1.4 || dia dan sang asisten

6 1 0
                                    

17

Ups! Gambar ini tidak mengikuti Pedoman Konten kami. Untuk melanjutkan publikasi, hapuslah gambar ini atau unggah gambar lain.

17.01
Senin

***

Toko baru ditutup semenit yang lalu, tetapi hidangan malam sudah selesai diletakkan di atas meja. Karena ini malam yang spesial, ada beberapa hidangan. Tidak seperti kebanyakan malam lainnya, yang hanya tersedia satu jenis lauk dan satu jenis sayuran.

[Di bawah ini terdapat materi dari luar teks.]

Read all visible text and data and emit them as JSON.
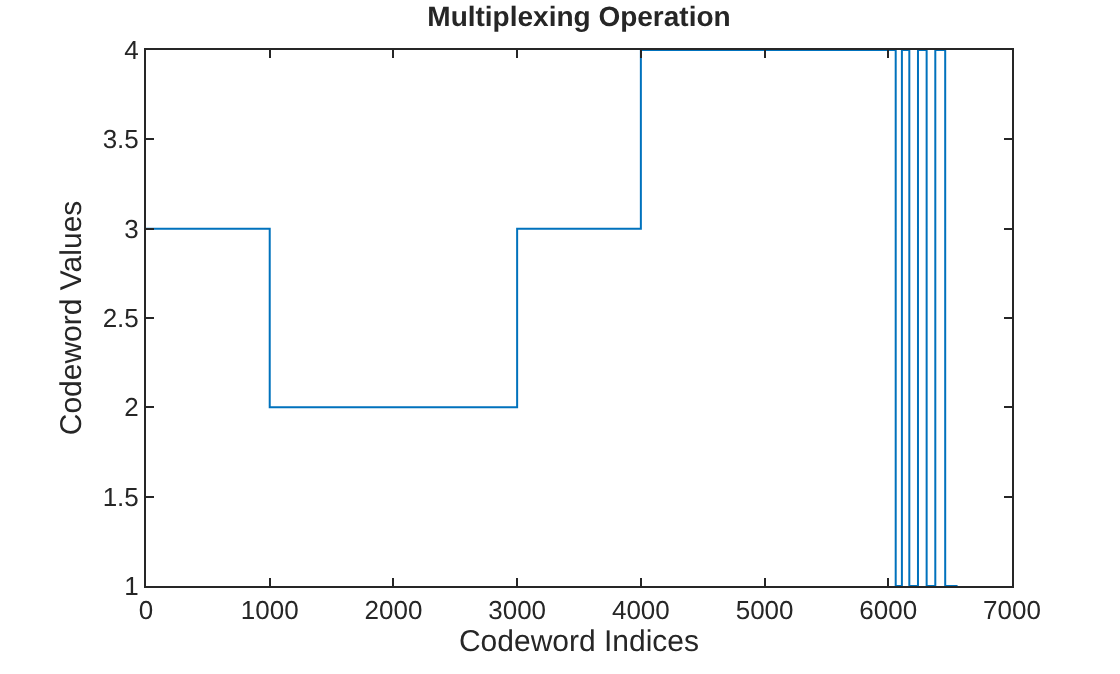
{
  "chart_data": {
    "type": "step",
    "title": "Multiplexing Operation",
    "xlabel": "Codeword Indices",
    "ylabel": "Codeword Values",
    "x": [
      0,
      1000,
      3000,
      4000,
      6060,
      6110,
      6170,
      6240,
      6310,
      6380,
      6460,
      6560
    ],
    "series": [
      {
        "color": "#0072bd",
        "values": [
          3,
          2,
          3,
          4,
          1,
          4,
          1,
          4,
          1,
          4,
          1,
          1
        ]
      }
    ],
    "xlim": [
      0,
      7000
    ],
    "xticks": [
      0,
      1000,
      2000,
      3000,
      4000,
      5000,
      6000,
      7000
    ],
    "ylim": [
      1,
      4
    ],
    "yticks": [
      1,
      1.5,
      2,
      2.5,
      3,
      3.5,
      4
    ],
    "grid": false,
    "marker": "none",
    "line_style": "solid"
  }
}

Memang tidak bisa dikatakan mewah juga. Tetapi Garnet lah yang mengetahui betul kalau beberapa pilihan hidangan sederhana hari ini sangat berbeda dari hari-hari biasanya. Untuk satu hari saja, Garnet bisa merasakan berbagai jenis makanan sekaligus. Ibunya yang pintar memasak sudah pasti membuatnya dengan rasa yang lezat maksimal apalagi karena menyambut tamu.

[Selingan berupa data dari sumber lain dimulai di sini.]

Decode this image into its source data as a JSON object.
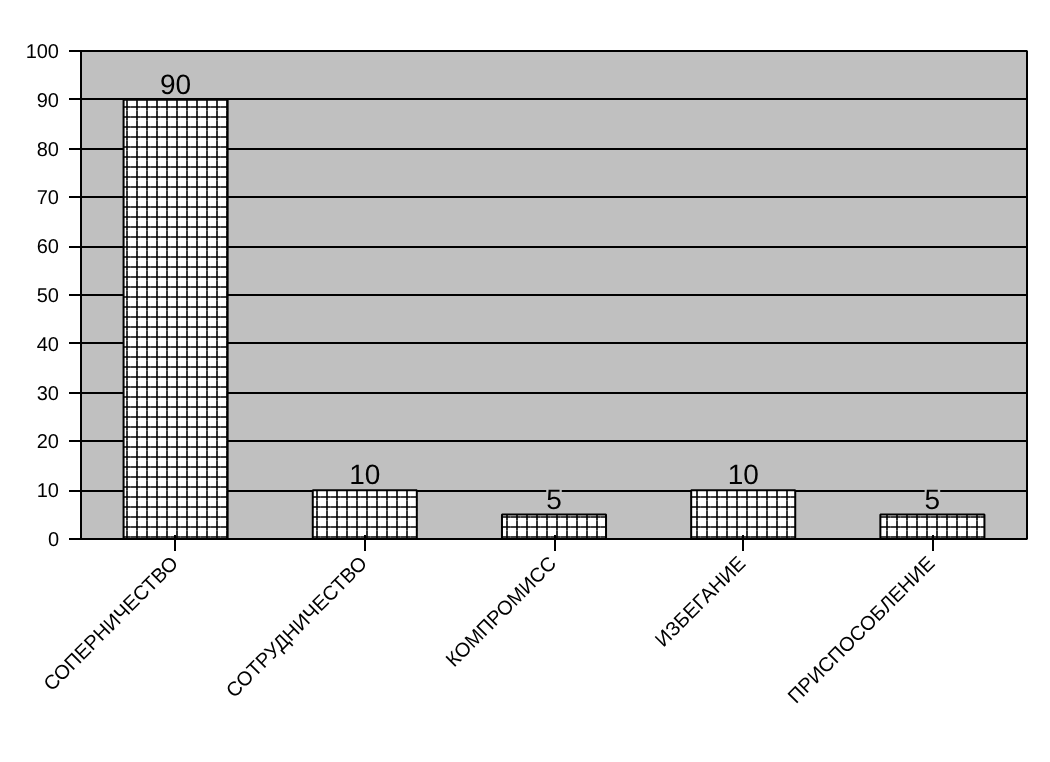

" Nia, Dion, ayo makan, " panggil Kiara.

Kedua orang yang sedari tadi tampak asik mengobrol tersebut akhirnya teralihkan dengan panggilan dari pemilik toko. Keduanya berjalan menuju meja makan bersama. Rupanya, masih juga melanjutkan pembicaraan mereka. Entah apa saja yang sudah menjadi obrolan.

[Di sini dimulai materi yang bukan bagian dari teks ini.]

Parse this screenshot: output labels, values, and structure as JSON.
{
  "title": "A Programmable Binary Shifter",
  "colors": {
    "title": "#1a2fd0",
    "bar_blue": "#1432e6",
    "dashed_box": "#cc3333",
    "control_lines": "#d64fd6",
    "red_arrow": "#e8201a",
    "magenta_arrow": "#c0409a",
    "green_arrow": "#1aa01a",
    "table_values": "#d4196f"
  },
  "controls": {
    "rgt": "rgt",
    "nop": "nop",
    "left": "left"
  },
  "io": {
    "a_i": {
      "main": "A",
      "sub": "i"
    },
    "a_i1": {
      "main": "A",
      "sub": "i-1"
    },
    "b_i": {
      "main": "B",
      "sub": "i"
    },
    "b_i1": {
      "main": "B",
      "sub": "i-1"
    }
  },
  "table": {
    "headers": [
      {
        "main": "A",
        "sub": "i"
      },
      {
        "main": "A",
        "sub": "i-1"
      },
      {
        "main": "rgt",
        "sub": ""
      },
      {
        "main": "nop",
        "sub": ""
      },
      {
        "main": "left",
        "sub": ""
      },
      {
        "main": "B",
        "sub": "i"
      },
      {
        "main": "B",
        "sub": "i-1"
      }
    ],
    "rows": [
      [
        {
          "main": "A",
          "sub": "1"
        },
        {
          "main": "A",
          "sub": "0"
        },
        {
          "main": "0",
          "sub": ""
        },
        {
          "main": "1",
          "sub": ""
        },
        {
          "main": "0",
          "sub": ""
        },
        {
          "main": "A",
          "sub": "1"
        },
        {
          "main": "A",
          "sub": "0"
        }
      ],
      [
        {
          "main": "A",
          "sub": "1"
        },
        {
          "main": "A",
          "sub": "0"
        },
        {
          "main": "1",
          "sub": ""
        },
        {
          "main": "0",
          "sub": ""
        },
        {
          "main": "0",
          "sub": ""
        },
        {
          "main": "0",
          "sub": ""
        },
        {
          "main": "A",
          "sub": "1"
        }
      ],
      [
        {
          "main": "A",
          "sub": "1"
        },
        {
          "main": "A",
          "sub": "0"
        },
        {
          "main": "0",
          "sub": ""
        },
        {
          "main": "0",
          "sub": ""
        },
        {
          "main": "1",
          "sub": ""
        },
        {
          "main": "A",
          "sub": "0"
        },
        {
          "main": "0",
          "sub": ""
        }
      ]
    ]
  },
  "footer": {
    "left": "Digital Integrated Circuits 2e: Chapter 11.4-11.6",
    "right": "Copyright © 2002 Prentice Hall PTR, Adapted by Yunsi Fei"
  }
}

Garnet mengamati sekilas. Menghela napas pelan. Tidak ada yang menyadari bahwa dia merasakan ketidaksukaan. Ada sesuatu yang membuatnya tidak menerima kebersamaan Nia dengan Dion. Tetapi, dia tidak tega untuk merusaknya. Jika mereka bisa akrab, kenapa dia harus marah kan?

Kiara tersenyum saat Nia dan Dion bersama datang. " Kalian asik banget, emang ngobrolin apaan sih? "

" Banyak lah tante, " jawab Nia.

" Yaudah sekarang kita makan dulu. "

Keduanya serempak patuh. Garnet berusaha menahan diri agar tidak menunjukkan ekspresi kesalnya. Dia menekan sendiri perasaannya demi kebaikan bersama. Suasana yang hangat ini tidak bisa dia ganggu, meski baginya kali ini dia merasa kesal bercampur sedih.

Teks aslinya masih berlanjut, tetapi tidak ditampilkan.